What's in a Business Plan

Mention a business plan and it sends shivers down the spine of most business owners.

Many business owners don't identify with the benefits of having a business plan. The structure of a business plan is also seen as a mystery or simply a collection of statement with little structure or ability to describe how the business will progress.

This page will provide you with a basic understanding of a business plan structure, the processes involved and how to maintain your plan. Let me stay right now, unless you document a business plan you don't have one. Why?

    • You can only share your business ideas and plans with others when they are written down.
    • It ensures everyone is working from the same page and heading toward your goals. (Vision)
    • It allows you to analyse what you do or don't know and what action you need to take to secure opportunities and reduce threats.
    • It allows you to measure progress and if you are on track.
    • It makes you look at your business in terms of your environments so that you can adapt quickly to change.
    • Businesses that use a business plan succeed and become leaders.

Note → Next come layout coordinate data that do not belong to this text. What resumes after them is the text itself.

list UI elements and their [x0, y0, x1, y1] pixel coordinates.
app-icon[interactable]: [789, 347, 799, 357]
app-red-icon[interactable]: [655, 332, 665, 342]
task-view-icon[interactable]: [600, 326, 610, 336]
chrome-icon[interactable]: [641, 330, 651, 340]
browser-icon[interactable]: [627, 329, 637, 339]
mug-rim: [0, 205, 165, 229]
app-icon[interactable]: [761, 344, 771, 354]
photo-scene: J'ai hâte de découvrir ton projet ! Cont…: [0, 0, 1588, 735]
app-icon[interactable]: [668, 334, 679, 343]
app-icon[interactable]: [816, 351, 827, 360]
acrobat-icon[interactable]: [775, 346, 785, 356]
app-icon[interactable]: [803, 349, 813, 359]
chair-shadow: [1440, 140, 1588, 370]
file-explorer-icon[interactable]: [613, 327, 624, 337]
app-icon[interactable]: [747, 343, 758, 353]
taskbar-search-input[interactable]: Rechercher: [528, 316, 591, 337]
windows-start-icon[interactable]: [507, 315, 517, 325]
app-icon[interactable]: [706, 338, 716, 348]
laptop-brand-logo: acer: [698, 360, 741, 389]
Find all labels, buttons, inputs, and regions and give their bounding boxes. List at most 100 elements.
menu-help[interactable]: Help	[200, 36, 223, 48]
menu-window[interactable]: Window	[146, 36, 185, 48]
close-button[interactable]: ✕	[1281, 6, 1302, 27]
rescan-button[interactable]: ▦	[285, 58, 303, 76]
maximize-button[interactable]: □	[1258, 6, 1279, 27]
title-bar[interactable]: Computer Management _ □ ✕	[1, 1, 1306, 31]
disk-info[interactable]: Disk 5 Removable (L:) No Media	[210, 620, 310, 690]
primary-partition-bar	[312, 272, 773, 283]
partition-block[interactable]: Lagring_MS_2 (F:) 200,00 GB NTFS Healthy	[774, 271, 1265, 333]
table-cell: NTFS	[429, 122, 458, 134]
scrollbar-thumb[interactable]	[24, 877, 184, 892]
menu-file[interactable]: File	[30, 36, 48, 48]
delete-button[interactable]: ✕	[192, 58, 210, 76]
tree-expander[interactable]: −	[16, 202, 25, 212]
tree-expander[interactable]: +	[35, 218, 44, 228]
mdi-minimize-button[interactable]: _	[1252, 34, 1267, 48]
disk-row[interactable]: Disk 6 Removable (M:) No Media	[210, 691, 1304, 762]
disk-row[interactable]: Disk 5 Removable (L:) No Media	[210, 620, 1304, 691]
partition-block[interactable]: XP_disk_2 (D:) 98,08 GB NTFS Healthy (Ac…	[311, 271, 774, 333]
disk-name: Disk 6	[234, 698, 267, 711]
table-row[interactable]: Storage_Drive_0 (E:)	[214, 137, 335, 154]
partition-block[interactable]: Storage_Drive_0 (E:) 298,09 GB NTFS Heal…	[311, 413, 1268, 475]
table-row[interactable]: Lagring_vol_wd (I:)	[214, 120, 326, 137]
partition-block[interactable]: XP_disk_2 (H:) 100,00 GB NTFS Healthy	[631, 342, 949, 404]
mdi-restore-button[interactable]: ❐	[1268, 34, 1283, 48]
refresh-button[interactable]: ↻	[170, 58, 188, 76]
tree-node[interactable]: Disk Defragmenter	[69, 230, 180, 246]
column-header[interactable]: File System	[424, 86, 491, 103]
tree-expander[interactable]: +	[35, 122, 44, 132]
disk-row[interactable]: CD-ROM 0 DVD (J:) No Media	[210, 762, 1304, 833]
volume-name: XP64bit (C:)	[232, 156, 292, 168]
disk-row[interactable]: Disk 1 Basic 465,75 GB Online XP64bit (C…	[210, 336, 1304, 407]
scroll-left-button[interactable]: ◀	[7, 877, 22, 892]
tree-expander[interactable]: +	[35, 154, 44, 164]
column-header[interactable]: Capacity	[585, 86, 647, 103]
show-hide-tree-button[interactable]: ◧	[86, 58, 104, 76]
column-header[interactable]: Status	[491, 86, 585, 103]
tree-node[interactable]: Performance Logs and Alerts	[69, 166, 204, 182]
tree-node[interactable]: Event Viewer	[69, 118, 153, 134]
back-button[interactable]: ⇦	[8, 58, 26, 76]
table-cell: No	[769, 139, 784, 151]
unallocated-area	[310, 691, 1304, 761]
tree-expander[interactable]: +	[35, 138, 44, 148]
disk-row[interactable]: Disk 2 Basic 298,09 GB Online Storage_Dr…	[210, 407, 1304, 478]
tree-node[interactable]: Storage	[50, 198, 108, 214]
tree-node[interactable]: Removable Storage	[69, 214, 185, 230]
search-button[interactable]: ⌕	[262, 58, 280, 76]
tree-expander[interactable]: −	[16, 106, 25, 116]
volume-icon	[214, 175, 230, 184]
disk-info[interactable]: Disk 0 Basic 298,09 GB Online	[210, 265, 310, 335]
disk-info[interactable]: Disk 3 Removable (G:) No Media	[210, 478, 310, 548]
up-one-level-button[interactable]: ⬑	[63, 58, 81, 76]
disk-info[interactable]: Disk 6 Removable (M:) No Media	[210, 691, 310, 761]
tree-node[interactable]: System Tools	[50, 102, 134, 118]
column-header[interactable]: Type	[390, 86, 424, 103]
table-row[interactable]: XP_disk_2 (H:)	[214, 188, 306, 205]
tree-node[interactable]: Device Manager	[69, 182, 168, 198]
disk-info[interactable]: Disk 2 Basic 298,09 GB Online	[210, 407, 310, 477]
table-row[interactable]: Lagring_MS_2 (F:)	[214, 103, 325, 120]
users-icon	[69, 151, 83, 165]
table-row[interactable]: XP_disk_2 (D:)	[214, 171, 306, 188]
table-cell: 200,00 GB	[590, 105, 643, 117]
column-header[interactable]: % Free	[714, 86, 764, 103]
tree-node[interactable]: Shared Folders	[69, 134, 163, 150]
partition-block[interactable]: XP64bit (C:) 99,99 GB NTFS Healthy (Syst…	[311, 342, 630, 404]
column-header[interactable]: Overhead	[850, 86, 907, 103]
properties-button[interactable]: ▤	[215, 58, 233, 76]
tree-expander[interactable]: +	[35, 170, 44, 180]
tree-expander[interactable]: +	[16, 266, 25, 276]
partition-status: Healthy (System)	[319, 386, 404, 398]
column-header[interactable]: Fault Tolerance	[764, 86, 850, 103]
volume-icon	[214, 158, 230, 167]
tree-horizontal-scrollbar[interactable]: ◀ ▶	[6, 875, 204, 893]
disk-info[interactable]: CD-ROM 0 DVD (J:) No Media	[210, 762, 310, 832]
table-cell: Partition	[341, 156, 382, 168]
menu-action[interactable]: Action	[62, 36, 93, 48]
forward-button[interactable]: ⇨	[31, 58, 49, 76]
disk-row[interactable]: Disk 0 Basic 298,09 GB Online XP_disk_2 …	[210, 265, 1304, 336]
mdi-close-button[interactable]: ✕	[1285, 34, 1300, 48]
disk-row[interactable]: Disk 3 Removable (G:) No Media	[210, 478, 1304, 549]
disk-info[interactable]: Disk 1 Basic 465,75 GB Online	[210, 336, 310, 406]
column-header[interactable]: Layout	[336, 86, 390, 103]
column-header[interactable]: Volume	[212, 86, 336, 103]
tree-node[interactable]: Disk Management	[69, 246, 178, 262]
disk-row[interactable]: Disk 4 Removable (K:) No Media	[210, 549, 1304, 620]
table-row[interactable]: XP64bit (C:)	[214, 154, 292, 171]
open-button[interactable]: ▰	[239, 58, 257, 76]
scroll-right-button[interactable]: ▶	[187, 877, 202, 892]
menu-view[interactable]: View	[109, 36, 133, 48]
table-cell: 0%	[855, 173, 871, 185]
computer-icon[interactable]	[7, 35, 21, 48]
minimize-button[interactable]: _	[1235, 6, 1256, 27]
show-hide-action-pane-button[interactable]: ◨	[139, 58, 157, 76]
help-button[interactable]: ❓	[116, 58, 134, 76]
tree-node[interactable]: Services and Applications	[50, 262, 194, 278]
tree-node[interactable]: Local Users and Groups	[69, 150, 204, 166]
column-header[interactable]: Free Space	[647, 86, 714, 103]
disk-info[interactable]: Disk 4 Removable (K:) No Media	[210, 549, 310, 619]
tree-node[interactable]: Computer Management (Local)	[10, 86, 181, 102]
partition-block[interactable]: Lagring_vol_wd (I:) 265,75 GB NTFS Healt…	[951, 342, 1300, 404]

Every business owner can easily describe the business in terms of current products, services, types of clients, supplies and internal business systems etc. This is the “NOW” in the following diagram.

Where To

This is called the "Vision" and is by far the most important factor to creating a successful business. If you can't visualise your business, smell it, feel it, see it or see how people will interact with it, then you don't have a vision right now and if you are about to start a new business, We suggest you stop right now until you have the vision clear in your head.

Think of the vision as an external statement. What would you like your clients to say about your business, products or service. Eg. "I like using the XYZ Fitness Centre as it's lots of fun and I feel better and happy." Part of your vision is in this message.

As this is such an important stage in building a business we have created a separate page on the Vision and Mission.

How & SWOT

Let's use a tool called the SWOT Analysis (Strengths, Weaknesses, Opportunities and Threats). It's an analysis process of identifying elements of your business in terms of strengths and weaknesses. Or to identify what opportunities exist for your business or what threats (risk) may impact on your business.

To the left of SWOT table in our chart below, you will find listed what you may or may not know. This helps you identify how you can use your Knowledge, Skills or Resources to create Opportunities or reduce Threats as seen as Actions on the right of the SWOT table.

Knowledge, Skills or Resources


      • What you know or don't know,
      • Your in house skills or lack off,
      • What resources you have or don't.

Validate and update your knowledge regularly and research what you need to know.

For example, do you know how many potential customers you have in your market location, what their disposable income is and how they buy your type of products? Do you need a phone app or setup stores? Etc.

Understanding your potential customers needs, what laws or licensing you may need, what your competitors are doing are all critical to creating and maintaining a business plan.

You will notice on the chart we have (E)xternal and (I)nternal items.

      • External items you can't control but you need to know about them. This is why a business plan is never set in concrete. Your environment is constantly changing and your business needs to adapt with change.
      • Internal items are ones that you have a large degree of control. A good business will always be looking at opportunities to improve processes or safety standards.


Once you have identified an Action you need to check that it's inline with the Vision. Sometime we identify Opportunities to Threats, but they don't fit our Vision so you need to reconsider these. Eg. If part of your Vision states that you make it easy for your clients and then you have an Action that makes it difficult for clients, then rethink it or remove it.

Actions are like little plans that include: (See also Smart Goals)

      • Cost and time involved.
      • Potential return or saving created. (ROI - Return on investment)
      • Who is doing what, when, where and why.
      • How is it going to happen.
      • What stakeholders or resources you may need.
      • How you will measure the level of success. (If you can't measure the outcome, then don't do it)

Last point on Actions, Don't go overboard and keep the number of Actions to a small number that can be achieved. Plan to succeed.

Action Plan & Budget

The Action Plan is simply scheduling the tasks contained in each Action with a start and end date.

Normally a Budget will show your expected Income, Cost Of Goods (Direct Cost), Operational Cost (Overheads) and Cash Flow Analysis.

To help you schedule and build a budget we have provided a link to a "Proactive Budget Worksheet" on the right side bar of this page. Instructions are provided within the spreadsheet and it allows you to enter your own time to complete each Action.


Sometimes you will find that your cash flow will restrict what you can do and when.

Fine Tune - Consider alternatives:-

      • Can we reschedule.
      • Can the Actions be changed or removed.
      • Can the Action be performed over a longer period of time.
      • Can the Action be broken up into small parts.
      • Can we presell or raise income with early adopters or an early bird price.

Action, Measure, Review & Adjust

Now that you have created a Business Plan, Action, Measure, Review and Adjust.

Sit down with your team and / or an external consultant each month to check progress with the business plan and make changes as required.

To measure your business you will need your financials figures up to date so ensure your bookkeeping person sticks to a deadline in providing you with accurate and current information in terms of a Profit & Loss Report, Balance Sheet and Cash flow.